140 Character Summary: VIRTUES is a vital technological building block towards the realization of the transformation of care pathways in the management of arrhythmias.
OS17.04 - Evaluation of Apps for Patients at Risk of Gestational Diabetes (ID 441)
Purpose/Objectives: Diabetes is one of the worlds fastest growing medical conditions that is affecting both adults and newborns. Mobile applications might be an effective way to provide education and behavior tracking tools for pregnant mothers. In this this study we evaluated mobile apps against evaluation criteria to discover their applicability for patients at risk of gestational diabetes. This study assesses how well existing mobile apps on the market meet the information and tracking needs of patients with gestational diabetes. This study also evaluated the feasibility of how to integrate these apps into patient care.

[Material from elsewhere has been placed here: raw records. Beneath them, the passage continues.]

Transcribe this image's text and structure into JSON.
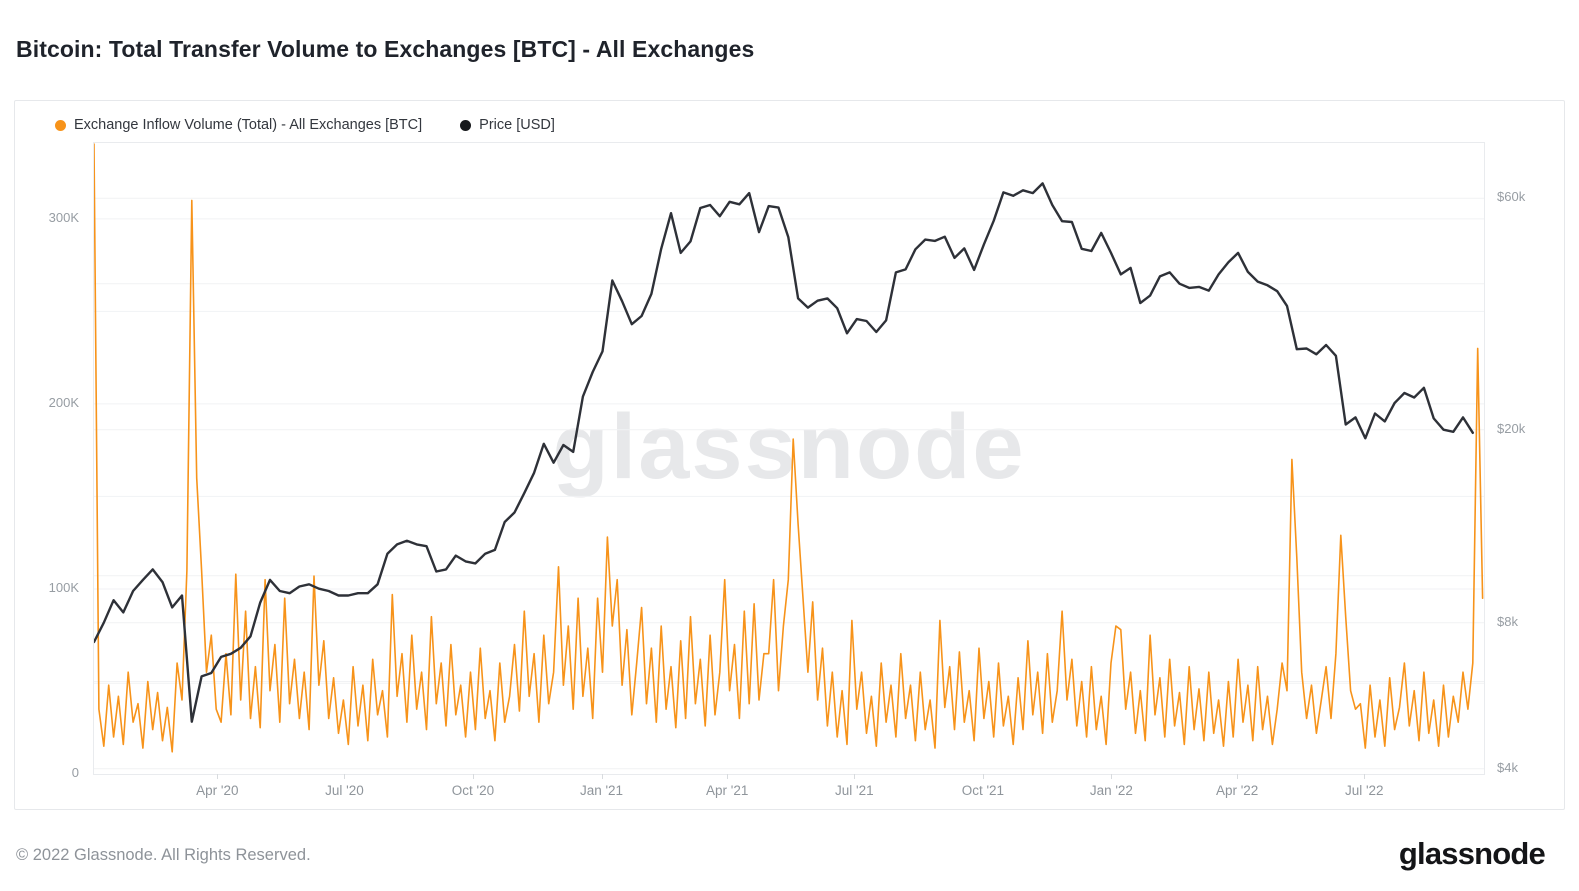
{
  "header": {
    "title": "Bitcoin: Total Transfer Volume to Exchanges [BTC] - All Exchanges"
  },
  "watermark": {
    "text": "glassnode"
  },
  "legend": {
    "items": [
      {
        "label": "Exchange Inflow Volume (Total) - All Exchanges [BTC]",
        "color": "#F7931A"
      },
      {
        "label": "Price [USD]",
        "color": "#17191C"
      }
    ]
  },
  "footer": {
    "copyright": "© 2022 Glassnode. All Rights Reserved.",
    "brand": "glassnode"
  },
  "chart_data": {
    "type": "line",
    "title": "Bitcoin: Total Transfer Volume to Exchanges [BTC] - All Exchanges",
    "x_start_date": "2020-01-03",
    "x_end_date": "2022-09-22",
    "x_total_days": 995,
    "grid": "on",
    "legend_position": "top-left",
    "x_ticks": [
      {
        "label": "Apr '20",
        "day": 89
      },
      {
        "label": "Jul '20",
        "day": 180
      },
      {
        "label": "Oct '20",
        "day": 272
      },
      {
        "label": "Jan '21",
        "day": 364
      },
      {
        "label": "Apr '21",
        "day": 454
      },
      {
        "label": "Jul '21",
        "day": 545
      },
      {
        "label": "Oct '21",
        "day": 637
      },
      {
        "label": "Jan '22",
        "day": 729
      },
      {
        "label": "Apr '22",
        "day": 819
      },
      {
        "label": "Jul '22",
        "day": 910
      }
    ],
    "left_axis": {
      "series": "Exchange Inflow Volume (Total) - All Exchanges [BTC]",
      "unit": "BTC",
      "scale": "linear",
      "range": [
        0,
        341000
      ],
      "gridline_step": 50000,
      "ticks": [
        {
          "label": "0",
          "value": 0
        },
        {
          "label": "100K",
          "value": 100000
        },
        {
          "label": "200K",
          "value": 200000
        },
        {
          "label": "300K",
          "value": 300000
        }
      ]
    },
    "right_axis": {
      "series": "Price [USD]",
      "unit": "USD",
      "scale": "log",
      "range": [
        3900,
        78000
      ],
      "gridlines": [
        60000,
        40000,
        20000,
        10000,
        8000,
        6000,
        4000
      ],
      "ticks": [
        {
          "label": "$60k",
          "value": 60000
        },
        {
          "label": "$20k",
          "value": 20000
        },
        {
          "label": "$8k",
          "value": 8000
        },
        {
          "label": "$4k",
          "value": 4000
        }
      ]
    },
    "series": [
      {
        "name": "Exchange Inflow Volume (Total) - All Exchanges [BTC]",
        "axis": "left",
        "color": "#F7931A",
        "stroke_width": 1.6,
        "unit": "thousand BTC",
        "value_multiplier": 1000,
        "interval_days": 3.5,
        "values": [
          345,
          35,
          15,
          48,
          20,
          42,
          16,
          55,
          28,
          38,
          14,
          50,
          24,
          44,
          18,
          36,
          12,
          60,
          40,
          110,
          310,
          160,
          110,
          55,
          75,
          35,
          28,
          65,
          32,
          108,
          40,
          88,
          30,
          58,
          25,
          105,
          45,
          70,
          28,
          95,
          38,
          62,
          30,
          55,
          24,
          107,
          48,
          72,
          30,
          52,
          22,
          40,
          16,
          58,
          26,
          48,
          18,
          62,
          32,
          45,
          20,
          97,
          42,
          65,
          28,
          75,
          35,
          55,
          24,
          85,
          38,
          60,
          26,
          70,
          32,
          48,
          20,
          55,
          24,
          68,
          30,
          45,
          18,
          60,
          28,
          42,
          70,
          34,
          88,
          42,
          65,
          28,
          75,
          38,
          55,
          112,
          48,
          80,
          35,
          95,
          42,
          68,
          30,
          95,
          55,
          128,
          80,
          105,
          48,
          78,
          32,
          60,
          90,
          38,
          68,
          28,
          80,
          35,
          58,
          25,
          72,
          30,
          85,
          38,
          62,
          26,
          75,
          32,
          55,
          105,
          45,
          70,
          30,
          88,
          38,
          92,
          40,
          65,
          65,
          105,
          45,
          80,
          105,
          181,
          135,
          95,
          55,
          93,
          40,
          68,
          26,
          55,
          20,
          45,
          16,
          83,
          35,
          55,
          22,
          42,
          15,
          60,
          28,
          48,
          20,
          65,
          30,
          48,
          18,
          55,
          24,
          40,
          14,
          83,
          36,
          58,
          24,
          66,
          28,
          45,
          18,
          68,
          30,
          50,
          20,
          60,
          26,
          42,
          16,
          52,
          24,
          72,
          32,
          55,
          22,
          65,
          28,
          45,
          88,
          40,
          62,
          26,
          50,
          20,
          58,
          24,
          42,
          16,
          60,
          80,
          78,
          35,
          55,
          22,
          45,
          18,
          75,
          32,
          52,
          20,
          62,
          26,
          44,
          16,
          58,
          24,
          46,
          18,
          55,
          22,
          40,
          15,
          50,
          20,
          62,
          28,
          48,
          18,
          58,
          24,
          42,
          16,
          35,
          60,
          45,
          170,
          117,
          55,
          30,
          48,
          22,
          40,
          58,
          30,
          65,
          129,
          85,
          45,
          35,
          38,
          14,
          48,
          20,
          40,
          15,
          52,
          24,
          36,
          60,
          26,
          45,
          18,
          55,
          22,
          40,
          15,
          48,
          20,
          42,
          28,
          55,
          35,
          60,
          230,
          95
        ]
      },
      {
        "name": "Price [USD]",
        "axis": "right",
        "color": "#2E3138",
        "stroke_width": 2.4,
        "unit": "thousand USD",
        "value_multiplier": 1000,
        "interval_days": 7,
        "values": [
          7.3,
          8.0,
          8.9,
          8.4,
          9.3,
          9.8,
          10.3,
          9.7,
          8.6,
          9.1,
          5.0,
          6.2,
          6.3,
          6.8,
          6.9,
          7.1,
          7.5,
          8.8,
          9.8,
          9.3,
          9.2,
          9.5,
          9.6,
          9.4,
          9.3,
          9.1,
          9.1,
          9.2,
          9.2,
          9.6,
          11.1,
          11.6,
          11.8,
          11.6,
          11.5,
          10.2,
          10.3,
          11.0,
          10.7,
          10.6,
          11.1,
          11.3,
          12.9,
          13.5,
          14.8,
          16.3,
          18.7,
          17.1,
          18.6,
          18.0,
          23.4,
          26.3,
          29.0,
          40.6,
          36.8,
          33.0,
          34.3,
          38.1,
          47.2,
          55.9,
          46.3,
          48.9,
          57.3,
          58.1,
          55.1,
          59.0,
          58.3,
          61.5,
          51.1,
          57.8,
          57.4,
          49.9,
          37.3,
          35.7,
          36.9,
          37.3,
          35.6,
          31.6,
          33.8,
          33.5,
          31.8,
          33.6,
          42.2,
          42.8,
          47.1,
          49.3,
          49.0,
          50.0,
          45.2,
          47.3,
          42.7,
          48.2,
          53.9,
          61.7,
          60.7,
          62.3,
          61.5,
          64.4,
          58.1,
          53.8,
          53.6,
          47.2,
          46.7,
          50.9,
          46.3,
          41.8,
          43.1,
          36.5,
          37.8,
          41.4,
          42.2,
          40.0,
          39.2,
          39.4,
          38.7,
          41.8,
          44.3,
          46.3,
          42.3,
          40.4,
          39.7,
          38.6,
          36.0,
          29.3,
          29.4,
          28.6,
          29.9,
          28.4,
          20.5,
          21.2,
          19.2,
          21.6,
          20.8,
          22.7,
          23.8,
          23.3,
          24.4,
          21.1,
          20.0,
          19.8,
          21.2,
          19.7
        ]
      }
    ]
  }
}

Methodology/Approach: We conducted a search of the mobile apps in the United States Apple iTunes store for mobile apps for Apple devices, and searched the Google Play store for Android devices that contained key words related to the following concepts of nutrition (diet), tracking, diabetes and pregnancy. For each of these apps we have two reviewers to look at the description of the tools to see if they include both information on nutrition relevant to diabetes in pregnant women and if they had any tools for tracking nutrition, blood sugar or exercise. Apps were included if both reviewers agreed on the inclusion or exclusion and if there was a discrepancy we used a third reviewer. Evaluation criteria was developed to assess the mobile apps on four dimensions. These dimensions were credibility and trust, education and information, interactive tools and behaviour tracking to promote patient engagement and usability and design methodology.
Finding/Results: As of August 4, 2017, there are 42008 Apps classified in the Health category and 79577 classified in the Medical Category in the iTunes store. A search of the keywords related to nutrition, diabetes, pregnancy, and tracking resulted in 103 apps that were manually reviewed per our evaluation criteria for content and features. Previous to this study, it was not known how many mobile health applications were specifically developed for diabetes in pregnancy, how well these apps meet the information needs of these patients and how much evidence-based information was available in these apps. It was also unclear how much functionality these apps had for tracking nutrition, exercise and diabetes (sugar level, insulin) and if the mobile apps implemented any behavioral strategies.
Conclusion/Implications/Recommendations: We found that there are very few apps that provided both comprehensive evidence-based educational content and tracking tools. This study demonstrates the need to develop apps that have more comprehensive content, tracking tools and ability to bidirectionally share data with the patients primary care provider.This will require both technical adaptations and policy changes to allow for data sharing. Diabetes prevention apps for women with gestational diabetes have the potential to greatly impact patient care. Future development efforts must be made to include nutrition as a core component for diabetes prevention apps.
140 Character Summary: This project provides an evaluation of Apps for Patients at Risk of Gestational Diabetes using evaluation criteria.